Regarding the seven LRLs in our signature, some have been studied before in other cancers. USP30-AS1 is involved in autophagy, proliferation, and apoptosis in acute myeloid leukemia, glioblastoma, and cervical cancer[70–72]. In our study, USP30-AS1 was positively correlated with the antitumor immune cells and the classic ICPs. These results indicated the potential role of USP30-AS1 in TME. C9orf163 could develop the tumor microenvironment through cytokine and chemokine signaling and might act as a tumor suppressor in anaplastic gliomas and pancreatic cancer[73, 74]. However, more research is required to clarify the molecular mechanism of the seven LRLs in BC.

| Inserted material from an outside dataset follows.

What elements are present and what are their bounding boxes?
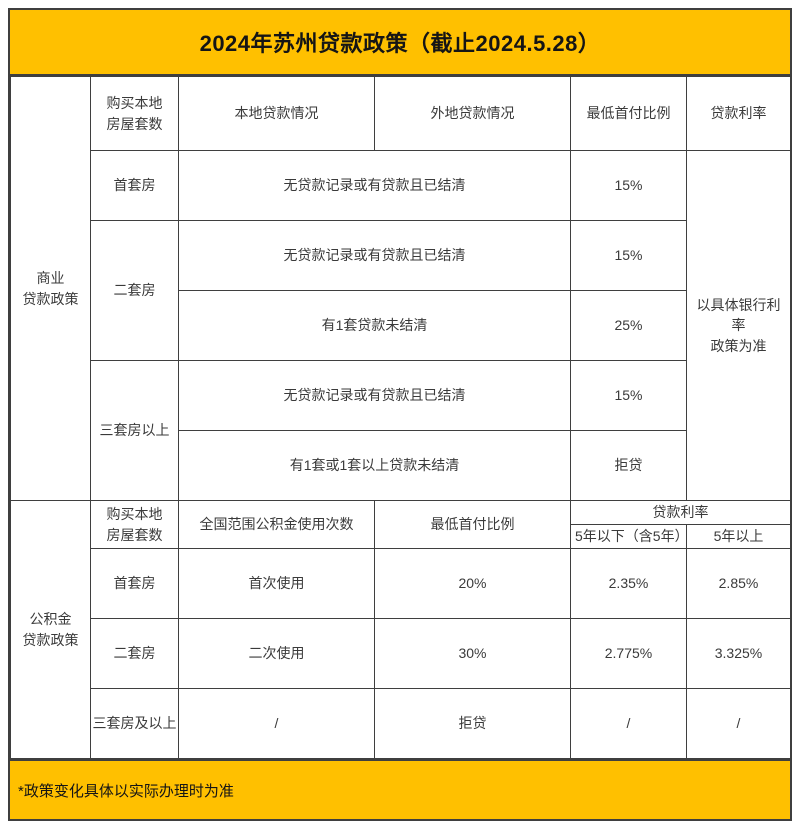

In treating BC, chemotherapeutic drugs could reduce the tumor recurrence rate and be a primary treatment option for metastatic disease. However, chemo-resistance severely limited the clinical efficacy of chemotherapeutic drugs for BC patients[75]. Thus, we assessed the BC patients’ response to chemotherapy with the IC50 value. The pRRophetic showed that low-risk patients were more sensitive to the common chemotherapy drugs, such as 5-Fluorouracil, Sorafenib, Tamoxifen, Temozolomide, Temsirolimus, and Vinblastine. Furthermore, we performed the CellMiner database to predict the candidate small-molecule compounds. The results indicated that Ribavirin, Fulvestrant, SR16157, 8-Chloro-adenosine, and Methylprednisolone might benefit patients with high risk. In combination, these discoveries may provide BC patients with suitable treatment options.
However, there were still a few limitations to our study. We used the TCGA dataset for all analyses since other databases lacked the needed LRLs data, including the Gene Expression Omnibus (GEO) and METABRIC databases, which prevented us from verifying the results. Therefore, it is better to validate in a prospective cohort. Secondly, further studies on the biological functions of the seven LRLs are needed to be performed in vivo and in vitro.